A more general way to describe the last reaction in electron transport is:
Xoxidized + e– → Xreduced
Part of the amazing success of bacteria and archaea is that they have evolved biochemical pathways that allow them to exist in environments where O2 is scarce or absent. As you will see in the next section, for most animals and plants, the anaerobic (no O2) catabolism of glucose generally yields much less energy than aerobic catabolism. However, many bacteria and archaea exploit their environments to use *alternative electron acceptors. This allows them to complete the electron transport chain and produce ATP even in the absence of O2. Table 9.2 summarizes some of these pathways, which are referred to as anaerobic respiration. Note that some of these microbes use ions as electron acceptors while others use small molecules.

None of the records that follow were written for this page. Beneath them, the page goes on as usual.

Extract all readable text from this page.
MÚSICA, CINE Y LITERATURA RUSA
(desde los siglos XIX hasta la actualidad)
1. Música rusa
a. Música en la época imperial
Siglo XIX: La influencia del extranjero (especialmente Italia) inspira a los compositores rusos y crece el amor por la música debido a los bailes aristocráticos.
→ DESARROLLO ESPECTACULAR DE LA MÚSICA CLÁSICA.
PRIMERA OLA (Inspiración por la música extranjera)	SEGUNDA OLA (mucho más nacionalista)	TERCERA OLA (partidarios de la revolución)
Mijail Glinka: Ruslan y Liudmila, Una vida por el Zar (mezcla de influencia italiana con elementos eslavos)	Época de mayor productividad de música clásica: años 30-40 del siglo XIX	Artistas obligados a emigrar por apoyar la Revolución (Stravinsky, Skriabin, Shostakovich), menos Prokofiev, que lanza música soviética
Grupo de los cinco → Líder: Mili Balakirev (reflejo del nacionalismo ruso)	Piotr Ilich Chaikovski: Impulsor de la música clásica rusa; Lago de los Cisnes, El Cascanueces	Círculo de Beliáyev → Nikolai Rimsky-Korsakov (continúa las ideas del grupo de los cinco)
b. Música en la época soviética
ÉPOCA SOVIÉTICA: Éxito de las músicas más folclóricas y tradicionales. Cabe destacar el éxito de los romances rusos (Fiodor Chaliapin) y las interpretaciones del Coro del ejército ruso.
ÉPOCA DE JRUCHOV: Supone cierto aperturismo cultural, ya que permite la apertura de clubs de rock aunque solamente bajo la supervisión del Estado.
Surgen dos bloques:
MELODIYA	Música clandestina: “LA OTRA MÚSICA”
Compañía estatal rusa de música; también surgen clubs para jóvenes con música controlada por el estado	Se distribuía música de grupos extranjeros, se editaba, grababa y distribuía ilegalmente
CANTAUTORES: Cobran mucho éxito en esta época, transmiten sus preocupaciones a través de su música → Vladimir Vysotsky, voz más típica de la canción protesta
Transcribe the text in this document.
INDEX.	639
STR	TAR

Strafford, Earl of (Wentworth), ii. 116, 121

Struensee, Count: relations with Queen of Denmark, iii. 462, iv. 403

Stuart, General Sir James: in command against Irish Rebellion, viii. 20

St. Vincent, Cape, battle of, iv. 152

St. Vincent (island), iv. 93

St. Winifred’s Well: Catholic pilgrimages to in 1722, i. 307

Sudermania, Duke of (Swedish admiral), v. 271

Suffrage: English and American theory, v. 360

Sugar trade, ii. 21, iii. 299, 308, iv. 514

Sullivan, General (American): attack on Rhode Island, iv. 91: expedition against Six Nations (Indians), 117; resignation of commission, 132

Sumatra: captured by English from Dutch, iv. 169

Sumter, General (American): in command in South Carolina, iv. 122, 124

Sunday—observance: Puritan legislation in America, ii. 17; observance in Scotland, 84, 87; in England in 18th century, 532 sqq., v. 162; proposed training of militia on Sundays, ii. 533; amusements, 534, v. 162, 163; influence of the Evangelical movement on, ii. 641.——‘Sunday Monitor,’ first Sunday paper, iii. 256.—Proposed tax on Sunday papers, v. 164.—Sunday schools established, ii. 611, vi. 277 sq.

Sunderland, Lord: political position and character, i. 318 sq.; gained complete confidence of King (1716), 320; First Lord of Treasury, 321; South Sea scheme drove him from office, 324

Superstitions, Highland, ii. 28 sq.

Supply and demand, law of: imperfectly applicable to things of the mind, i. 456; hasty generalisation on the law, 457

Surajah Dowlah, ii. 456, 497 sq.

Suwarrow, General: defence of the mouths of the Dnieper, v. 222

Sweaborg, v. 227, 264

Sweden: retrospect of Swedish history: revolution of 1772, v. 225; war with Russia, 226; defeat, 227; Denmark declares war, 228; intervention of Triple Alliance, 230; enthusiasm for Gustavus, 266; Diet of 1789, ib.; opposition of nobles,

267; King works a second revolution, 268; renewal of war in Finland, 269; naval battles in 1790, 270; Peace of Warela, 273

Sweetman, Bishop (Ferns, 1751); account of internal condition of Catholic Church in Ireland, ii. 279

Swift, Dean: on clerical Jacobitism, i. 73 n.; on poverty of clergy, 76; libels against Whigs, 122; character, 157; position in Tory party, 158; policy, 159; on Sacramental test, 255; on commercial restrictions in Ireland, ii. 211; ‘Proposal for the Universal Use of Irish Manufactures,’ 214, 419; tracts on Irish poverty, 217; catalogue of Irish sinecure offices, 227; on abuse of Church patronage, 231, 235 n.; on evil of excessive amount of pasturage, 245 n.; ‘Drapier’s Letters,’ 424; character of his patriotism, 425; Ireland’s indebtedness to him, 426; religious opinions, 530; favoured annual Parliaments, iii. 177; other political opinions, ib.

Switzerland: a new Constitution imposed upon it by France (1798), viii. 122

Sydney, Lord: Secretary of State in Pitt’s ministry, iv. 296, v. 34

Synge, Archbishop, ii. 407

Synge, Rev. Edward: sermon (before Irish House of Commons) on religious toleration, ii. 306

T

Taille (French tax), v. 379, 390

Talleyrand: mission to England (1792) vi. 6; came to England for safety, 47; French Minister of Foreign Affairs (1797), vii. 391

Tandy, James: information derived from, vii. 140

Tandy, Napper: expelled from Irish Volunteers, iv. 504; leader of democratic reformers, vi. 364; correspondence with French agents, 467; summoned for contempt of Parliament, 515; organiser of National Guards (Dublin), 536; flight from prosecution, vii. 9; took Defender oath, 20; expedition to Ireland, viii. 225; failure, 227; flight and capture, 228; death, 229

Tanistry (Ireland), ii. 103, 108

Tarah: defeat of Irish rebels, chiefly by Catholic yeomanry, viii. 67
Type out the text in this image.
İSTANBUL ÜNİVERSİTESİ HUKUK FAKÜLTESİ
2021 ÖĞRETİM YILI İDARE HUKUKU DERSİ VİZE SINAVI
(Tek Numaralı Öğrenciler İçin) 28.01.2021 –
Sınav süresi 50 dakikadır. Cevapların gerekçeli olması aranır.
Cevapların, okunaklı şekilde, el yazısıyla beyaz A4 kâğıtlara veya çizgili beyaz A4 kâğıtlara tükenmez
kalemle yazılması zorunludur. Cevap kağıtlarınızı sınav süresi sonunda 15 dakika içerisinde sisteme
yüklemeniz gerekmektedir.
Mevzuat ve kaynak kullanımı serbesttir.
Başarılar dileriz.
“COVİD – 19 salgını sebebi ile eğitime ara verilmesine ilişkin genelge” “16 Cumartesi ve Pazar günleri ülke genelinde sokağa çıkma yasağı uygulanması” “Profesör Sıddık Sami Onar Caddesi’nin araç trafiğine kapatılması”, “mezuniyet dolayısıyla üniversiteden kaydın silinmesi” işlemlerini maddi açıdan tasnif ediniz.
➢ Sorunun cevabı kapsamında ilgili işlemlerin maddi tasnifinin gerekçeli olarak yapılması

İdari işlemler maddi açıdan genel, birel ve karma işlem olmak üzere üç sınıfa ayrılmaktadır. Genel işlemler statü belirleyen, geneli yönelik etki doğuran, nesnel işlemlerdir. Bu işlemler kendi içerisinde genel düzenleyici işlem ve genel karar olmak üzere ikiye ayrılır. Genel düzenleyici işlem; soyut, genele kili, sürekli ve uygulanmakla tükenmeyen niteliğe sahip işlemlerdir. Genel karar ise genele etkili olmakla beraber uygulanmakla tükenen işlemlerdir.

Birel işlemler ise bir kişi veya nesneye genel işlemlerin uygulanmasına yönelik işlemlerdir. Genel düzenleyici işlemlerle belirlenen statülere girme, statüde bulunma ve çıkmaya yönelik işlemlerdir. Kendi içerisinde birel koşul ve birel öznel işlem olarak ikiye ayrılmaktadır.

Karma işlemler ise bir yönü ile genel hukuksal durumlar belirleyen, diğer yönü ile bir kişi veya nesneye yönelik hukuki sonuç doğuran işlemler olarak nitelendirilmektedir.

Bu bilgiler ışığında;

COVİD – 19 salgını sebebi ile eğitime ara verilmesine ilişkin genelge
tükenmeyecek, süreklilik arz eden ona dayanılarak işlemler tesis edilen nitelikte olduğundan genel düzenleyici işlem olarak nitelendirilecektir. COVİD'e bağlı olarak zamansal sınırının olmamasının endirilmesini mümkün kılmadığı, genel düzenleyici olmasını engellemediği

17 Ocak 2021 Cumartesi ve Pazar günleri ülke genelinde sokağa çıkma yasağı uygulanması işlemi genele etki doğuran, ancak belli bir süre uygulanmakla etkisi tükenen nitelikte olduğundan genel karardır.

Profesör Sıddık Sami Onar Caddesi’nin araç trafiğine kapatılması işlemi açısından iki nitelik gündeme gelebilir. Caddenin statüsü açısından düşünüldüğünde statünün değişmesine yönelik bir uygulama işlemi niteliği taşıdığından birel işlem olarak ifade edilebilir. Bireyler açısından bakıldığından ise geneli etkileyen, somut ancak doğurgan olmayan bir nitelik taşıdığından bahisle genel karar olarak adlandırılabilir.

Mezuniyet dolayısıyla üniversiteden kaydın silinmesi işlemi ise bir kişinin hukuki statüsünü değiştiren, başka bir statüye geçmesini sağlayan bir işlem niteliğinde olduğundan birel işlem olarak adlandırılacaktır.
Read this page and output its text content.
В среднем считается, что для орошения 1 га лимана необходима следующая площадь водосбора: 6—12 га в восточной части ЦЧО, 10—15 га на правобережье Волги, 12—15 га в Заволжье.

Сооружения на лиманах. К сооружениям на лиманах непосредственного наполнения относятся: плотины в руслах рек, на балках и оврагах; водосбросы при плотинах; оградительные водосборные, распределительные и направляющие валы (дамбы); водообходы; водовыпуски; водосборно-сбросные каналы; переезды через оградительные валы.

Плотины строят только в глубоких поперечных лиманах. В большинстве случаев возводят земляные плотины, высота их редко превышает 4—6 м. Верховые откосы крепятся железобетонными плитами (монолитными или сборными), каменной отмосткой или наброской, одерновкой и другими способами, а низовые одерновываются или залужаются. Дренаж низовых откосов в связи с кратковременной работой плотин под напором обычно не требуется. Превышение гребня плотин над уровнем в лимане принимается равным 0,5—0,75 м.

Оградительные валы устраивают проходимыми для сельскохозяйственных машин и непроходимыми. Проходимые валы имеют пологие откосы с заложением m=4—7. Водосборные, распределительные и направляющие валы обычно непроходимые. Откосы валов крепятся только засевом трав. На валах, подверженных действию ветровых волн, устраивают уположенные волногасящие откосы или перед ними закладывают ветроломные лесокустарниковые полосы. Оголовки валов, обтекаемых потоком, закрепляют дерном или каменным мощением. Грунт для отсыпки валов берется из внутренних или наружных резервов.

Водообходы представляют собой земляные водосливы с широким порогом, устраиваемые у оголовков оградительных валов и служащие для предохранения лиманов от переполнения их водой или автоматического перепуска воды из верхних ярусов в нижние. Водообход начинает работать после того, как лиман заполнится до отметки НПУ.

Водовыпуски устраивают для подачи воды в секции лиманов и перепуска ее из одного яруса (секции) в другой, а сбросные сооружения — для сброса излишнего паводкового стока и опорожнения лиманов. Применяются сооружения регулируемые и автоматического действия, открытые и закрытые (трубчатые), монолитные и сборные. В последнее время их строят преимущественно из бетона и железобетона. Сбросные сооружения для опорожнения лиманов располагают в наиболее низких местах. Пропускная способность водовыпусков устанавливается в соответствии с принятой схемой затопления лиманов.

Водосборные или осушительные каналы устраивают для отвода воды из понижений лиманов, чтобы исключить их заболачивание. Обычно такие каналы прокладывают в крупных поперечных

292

| Terminal electron acceptor | Product formed | Organism |
|---|---|---|
| SO4–2 | H2S | Desulfovibrio desulfuricans |
| Fe3+ | Fe2+ | Geobacter metallireducens |
| NO3– | NO2– | Escherichia coli |
| CO2 | CH4 | Methanosarcina barkeri |
| CO2 | CH3COO– | Clostridium aceticum |
| Fumarate | Succinate | Wolinella succinogenes |
*connect the concepts The diversity of microbial metabolic pathways allows them to adapt to life in many environments. See Key Concept 25.2.